Let’s survey the Big Five in reverse birth order:

  1. David Souter 1939 (Clinton 1993)

  2. Steven Breyer 1938 (Clinton 1994)

  3. Anthony Kennedy 1936 (Reagan 1998)

  4. Ruth Bader Ginsburg 1933 (Clinton 1993)

  5. John Paul Stevens 1920 (who turns 86 on April 20th – Ford 1975)

The job of a Supreme Court justice can be carried out as long as the incumbent can effectively participate in the court’s decisions. Given the depth of staff support available, an otherwise competent justice can do the job from an assisted living facility, so long as he or she can be wheeled to and from conferences and the court’s sessions.

Only death, scandal, a truly debilitating illness, or some “please take this job and shove it” life issue will trigger a Supreme Court vacancy.

Absent some bolt from the sky event, the only plausible candidate to retire before the end of the current administration’s term is Justice Stevens. Like many justices who are not on the same ideological page with a sitting president, Stevens would probably want to wait it out, hoping for a new administration. But the exigencies of life are often cruel.

Add to this two more bits of speculation: There are uncorroborated health rumors about another justice. Is it Ginsburg? Is it Kennedy? If Kennedy is the source of the rumors, the administration might have advance warning. After all, Justice Kennedy was a Reagan appointment. Might he be willing to leave early in exchange for a moderate republican replacement?
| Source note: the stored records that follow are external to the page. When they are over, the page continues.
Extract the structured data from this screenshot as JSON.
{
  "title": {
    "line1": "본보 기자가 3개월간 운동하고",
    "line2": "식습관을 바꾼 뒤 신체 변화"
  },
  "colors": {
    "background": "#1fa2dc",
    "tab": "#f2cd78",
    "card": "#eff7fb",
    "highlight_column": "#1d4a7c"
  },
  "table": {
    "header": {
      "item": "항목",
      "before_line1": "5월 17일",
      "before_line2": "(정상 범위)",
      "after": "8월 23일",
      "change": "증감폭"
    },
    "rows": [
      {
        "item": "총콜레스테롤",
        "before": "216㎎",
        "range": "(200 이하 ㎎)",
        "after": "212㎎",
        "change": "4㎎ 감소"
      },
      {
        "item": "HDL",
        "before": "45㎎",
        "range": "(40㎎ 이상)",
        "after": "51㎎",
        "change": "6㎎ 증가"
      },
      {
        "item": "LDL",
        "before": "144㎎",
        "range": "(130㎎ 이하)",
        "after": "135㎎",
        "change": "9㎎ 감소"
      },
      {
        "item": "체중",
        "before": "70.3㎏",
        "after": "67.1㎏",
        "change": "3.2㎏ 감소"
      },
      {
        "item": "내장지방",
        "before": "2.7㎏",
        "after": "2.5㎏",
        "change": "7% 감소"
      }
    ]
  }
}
Yes, this kind of speculation is usually a pointless exercise: except for the president’s attempt to get his trusted staff member, Harriet Miers, on the high court.

W was lured into that nomination, based on the huge political calculation that HM’s conformation would be a slam dunk confirmation. At the time I asked why the president would be so eager to avoid a Senate fight. I speculated that he wanted to preserve his political capital for another time.

I am personally persuaded that “W” wanted a quick, non-controversial confirmation. It is reasonable to fear that the President is just too tired for another fight, but I propose a different theory. He knows something we don’t, to wit: that there is another vacancy in the queue, one of the other justices, someone who might not want the vacancy to be filled by Hillary and won’t want to stay another decade if she is two term. Assume a signal reaches Cheney. In this view, W is counseled to save the big guns for the real fight, the Fifth Vote. This is exactly the kind of stuff you can’t even leak. And it now seems evident that the president was deliberately misled by Nevada’s Harry Reid, the Senate democratic leader. “W” tends to trust on first impressions. Reid seems to have played the president and almost created a deadly wedge issue between the secular “hard” conservatives and the evangelical “soft” conservatives. The president’s political calculation and head count were probably skewed because of Carl Rove’s distractions related to the pending Grand jury decision. All in all, it was a disaster in the making.

This was the battle the president sought to postpone. So much for stealth.

The next vacancy, the real balance of power appointment is yet to come. Was that what drove the attempted Miers gambit? We’ll probably find out within the year.